Von diesen Frauenwiedereinstiegstudien ausgehend entwickelte Mezirow seine Bildungstheorie (vgl. ebd.: 54-56.).

In der dritten Phase, welche sich in den späten 70er Jahren abspielte, lernte Mezirow den amerikanischen Psychoanalytiker Roger Gould kennen, der grundlegende Anstöße auf dem Weg zu seiner Theorie des Lernens Erwachsener beitrug (vgl.

ebd.: 56). Der Psychiater Roger Gould (1989) behauptet, dass ein traumatisch erlebtes Verbot in der Kindheit zu psychologischen Blockaden im Erwachsenenalter führen kann. ErwachsenenbildnerInnen verstehen dies oft als Lernblockaden. Um der Bedrohung durch Angst zu entgehen, entwickeln Menschen Handlungsmuster oder schützende Schalen in Form von Mitläufer, Allen-Rechttuern, Schauspieler, Perfektionisten oder Workaholics. Indem dem Erwachsenen bewusst wird, dass er nicht autonom handelt, wird die Bedingung für Lernen geschaffen. Ein Erwachsener kann die blockierte Funktion wieder erlangen, indem er die Psychodynamik seiner Lage versteht und trotz Angstgefühl angemessen handelt. ErwachsenenbildnerInnen können Lernende dabei unterstützen, die untauglichen Verhaltensweisen zu erkennen und in Folge zu verändern. Um hier eine Transformation zu erreichen, sollte man sich mit den auftretenden Angst- und Unwohlgefühlen intensiv auseinandersetzen, die einer autonomen Handlung im Wege stehen. Ebenso gehört eine Risikobereitschaft für neue Handlungsschritte dazu (vgl. Mezirow 1997: 117f.).

Die darauffolgende vierte Phase wird von Jürgen Habermas geprägt. Mezirows Denkweise wurde in Habermas Konzept bestätigt. Der deutsche Philosoph und Soziologe vereinigte jene drei für Mezirow bestimmenden Schulen in seiner kritischen Theorie: Symbolischer Interaktionismus, sozialer Wandel sowie Psychoanalyse. Von Habermas übernahm Mezirow die Idee des rationalen Diskurses und der kritischen Selbstreflexion. Sowohl für Habermas als auch für Mezirow waren die kritische Reflexion und die optimalen Bedingungen in einem rationalen Diskurs Voraussetzung für kommunikatives Lernen. Laut Mezirow reflektieren Erwachsene in einem rationalen Diskurs mit bestmöglichen Bedingungen, wie beispielsweise vollständiger Informationszugang für Lernende, ohne Zwänge, Offenheit für andere

Sichtweisen, ihre Einstellungen und Überzeugungen und gleichzeitig können sich diese verändern und somit können neue Sichtweisen entstehen (vgl. Marsick/Finger 1994: 58-60).
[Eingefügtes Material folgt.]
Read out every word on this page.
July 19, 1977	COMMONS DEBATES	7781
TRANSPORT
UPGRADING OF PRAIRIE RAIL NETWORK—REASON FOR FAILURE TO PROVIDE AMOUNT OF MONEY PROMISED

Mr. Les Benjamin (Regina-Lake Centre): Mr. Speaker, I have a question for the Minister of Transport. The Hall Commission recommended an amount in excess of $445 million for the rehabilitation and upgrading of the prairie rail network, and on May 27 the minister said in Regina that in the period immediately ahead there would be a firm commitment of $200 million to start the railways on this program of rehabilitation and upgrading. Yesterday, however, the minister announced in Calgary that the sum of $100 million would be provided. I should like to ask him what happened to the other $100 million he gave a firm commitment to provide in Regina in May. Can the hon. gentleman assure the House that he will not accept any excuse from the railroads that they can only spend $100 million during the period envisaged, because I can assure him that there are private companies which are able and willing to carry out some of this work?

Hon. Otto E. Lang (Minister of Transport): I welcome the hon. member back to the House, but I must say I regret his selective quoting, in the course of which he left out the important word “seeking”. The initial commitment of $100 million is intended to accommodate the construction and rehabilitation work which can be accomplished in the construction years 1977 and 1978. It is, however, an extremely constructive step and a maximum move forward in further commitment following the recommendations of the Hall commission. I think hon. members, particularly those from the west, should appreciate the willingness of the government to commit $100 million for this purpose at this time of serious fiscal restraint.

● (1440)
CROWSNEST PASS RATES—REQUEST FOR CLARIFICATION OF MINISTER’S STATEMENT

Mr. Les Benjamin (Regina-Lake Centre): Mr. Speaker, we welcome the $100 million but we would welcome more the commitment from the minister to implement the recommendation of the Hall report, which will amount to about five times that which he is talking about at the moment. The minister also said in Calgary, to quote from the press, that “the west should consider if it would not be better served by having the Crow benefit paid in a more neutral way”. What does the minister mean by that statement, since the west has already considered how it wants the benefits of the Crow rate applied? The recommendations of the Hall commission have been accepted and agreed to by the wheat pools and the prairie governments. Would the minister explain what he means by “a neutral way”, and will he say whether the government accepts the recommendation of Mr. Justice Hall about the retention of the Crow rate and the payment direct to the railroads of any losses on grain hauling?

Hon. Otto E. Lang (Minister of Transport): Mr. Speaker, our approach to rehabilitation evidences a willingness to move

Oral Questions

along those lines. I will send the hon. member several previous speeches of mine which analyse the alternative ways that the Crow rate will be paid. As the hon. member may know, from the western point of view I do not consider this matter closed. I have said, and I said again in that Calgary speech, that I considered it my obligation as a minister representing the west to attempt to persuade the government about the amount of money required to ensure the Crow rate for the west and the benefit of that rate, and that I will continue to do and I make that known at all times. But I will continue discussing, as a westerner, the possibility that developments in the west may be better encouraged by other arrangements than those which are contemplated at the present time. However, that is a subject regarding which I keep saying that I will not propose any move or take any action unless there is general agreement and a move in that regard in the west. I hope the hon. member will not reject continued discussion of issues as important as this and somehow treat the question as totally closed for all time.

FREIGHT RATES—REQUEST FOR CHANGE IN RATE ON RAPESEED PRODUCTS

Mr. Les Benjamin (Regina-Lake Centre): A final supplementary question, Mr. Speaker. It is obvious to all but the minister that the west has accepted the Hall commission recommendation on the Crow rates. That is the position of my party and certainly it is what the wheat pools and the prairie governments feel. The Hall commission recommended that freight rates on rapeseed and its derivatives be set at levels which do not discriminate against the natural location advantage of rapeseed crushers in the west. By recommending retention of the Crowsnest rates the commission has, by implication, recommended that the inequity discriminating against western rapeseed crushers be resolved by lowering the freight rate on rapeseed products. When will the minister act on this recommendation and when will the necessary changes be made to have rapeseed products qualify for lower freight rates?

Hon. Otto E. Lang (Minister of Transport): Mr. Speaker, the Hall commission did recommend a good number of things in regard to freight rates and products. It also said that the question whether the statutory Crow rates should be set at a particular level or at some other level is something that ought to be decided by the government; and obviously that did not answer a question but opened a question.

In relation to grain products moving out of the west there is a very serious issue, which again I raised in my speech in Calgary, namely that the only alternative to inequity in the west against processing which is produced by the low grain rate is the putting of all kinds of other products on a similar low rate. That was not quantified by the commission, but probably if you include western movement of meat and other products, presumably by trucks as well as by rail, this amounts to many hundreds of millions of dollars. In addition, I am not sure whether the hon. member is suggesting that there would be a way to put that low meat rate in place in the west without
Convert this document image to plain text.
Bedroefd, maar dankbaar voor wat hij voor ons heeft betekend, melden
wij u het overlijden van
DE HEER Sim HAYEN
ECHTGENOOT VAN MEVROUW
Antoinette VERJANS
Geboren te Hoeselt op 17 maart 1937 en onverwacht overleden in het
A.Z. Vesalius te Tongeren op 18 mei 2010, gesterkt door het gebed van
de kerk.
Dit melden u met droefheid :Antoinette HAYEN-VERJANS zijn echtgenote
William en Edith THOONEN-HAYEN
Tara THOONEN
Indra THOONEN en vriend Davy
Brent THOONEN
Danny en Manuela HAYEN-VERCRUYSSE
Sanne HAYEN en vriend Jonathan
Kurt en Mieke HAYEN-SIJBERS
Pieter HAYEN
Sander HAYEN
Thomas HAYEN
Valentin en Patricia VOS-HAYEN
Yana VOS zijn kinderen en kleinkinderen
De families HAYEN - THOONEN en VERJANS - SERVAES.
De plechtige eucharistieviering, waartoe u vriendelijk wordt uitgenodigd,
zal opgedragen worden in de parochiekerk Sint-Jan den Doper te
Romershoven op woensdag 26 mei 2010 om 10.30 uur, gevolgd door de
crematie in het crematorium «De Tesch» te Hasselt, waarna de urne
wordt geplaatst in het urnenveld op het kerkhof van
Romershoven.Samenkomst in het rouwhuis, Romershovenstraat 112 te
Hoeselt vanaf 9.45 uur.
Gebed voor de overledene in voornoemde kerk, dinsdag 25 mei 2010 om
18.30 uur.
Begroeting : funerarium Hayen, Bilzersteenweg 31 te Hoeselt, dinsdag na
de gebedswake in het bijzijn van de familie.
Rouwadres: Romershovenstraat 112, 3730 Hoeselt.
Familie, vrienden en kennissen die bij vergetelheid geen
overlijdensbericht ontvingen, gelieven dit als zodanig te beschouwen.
Im Erwachsenenalter ist das kommunikative Lernen bedeutsam. Dazu gehören unter anderem das Beschreiben, das Verstehen und Erläutern von Absichten, Werten, moralischen Grundsatzfragen, Idealen sowie Empfindungen und Ursachen. Ständig müssen wir darüber entscheiden, was für uns richtig oder falsch, passend oder unpassend, gut oder schlecht ist. Beim kommunikativen Lernen nach Habermas nimmt hier die Validitätsprüfung die Form eines Konsenses an, der wiederum durch einen rationalen Diskurs ermöglicht wird. Auf den rationalen Diskurs wird im Kapitel 1.4 intensiver eingegangen (vgl. Mezirow 1997: 62ff.).

In der letzten Phase wurde die Idee des Perspektivenwandels zur Theorie der Entwicklung von Erwachsenen ausgebaut. Mezirow entwickelt eine pragmatische Lerntheorie, wo kritische Reflexion, Diskurs und reflexives Handeln zentrale Punkte in der Erwachsenenbildung sind. Lernende sollen zudem die Wahl haben, auszuwählen und selbst zu entscheiden, zu handeln oder nicht, was wesentlich zur persönlichen Entwicklung beiträgt (vgl. ebd.: 63f.).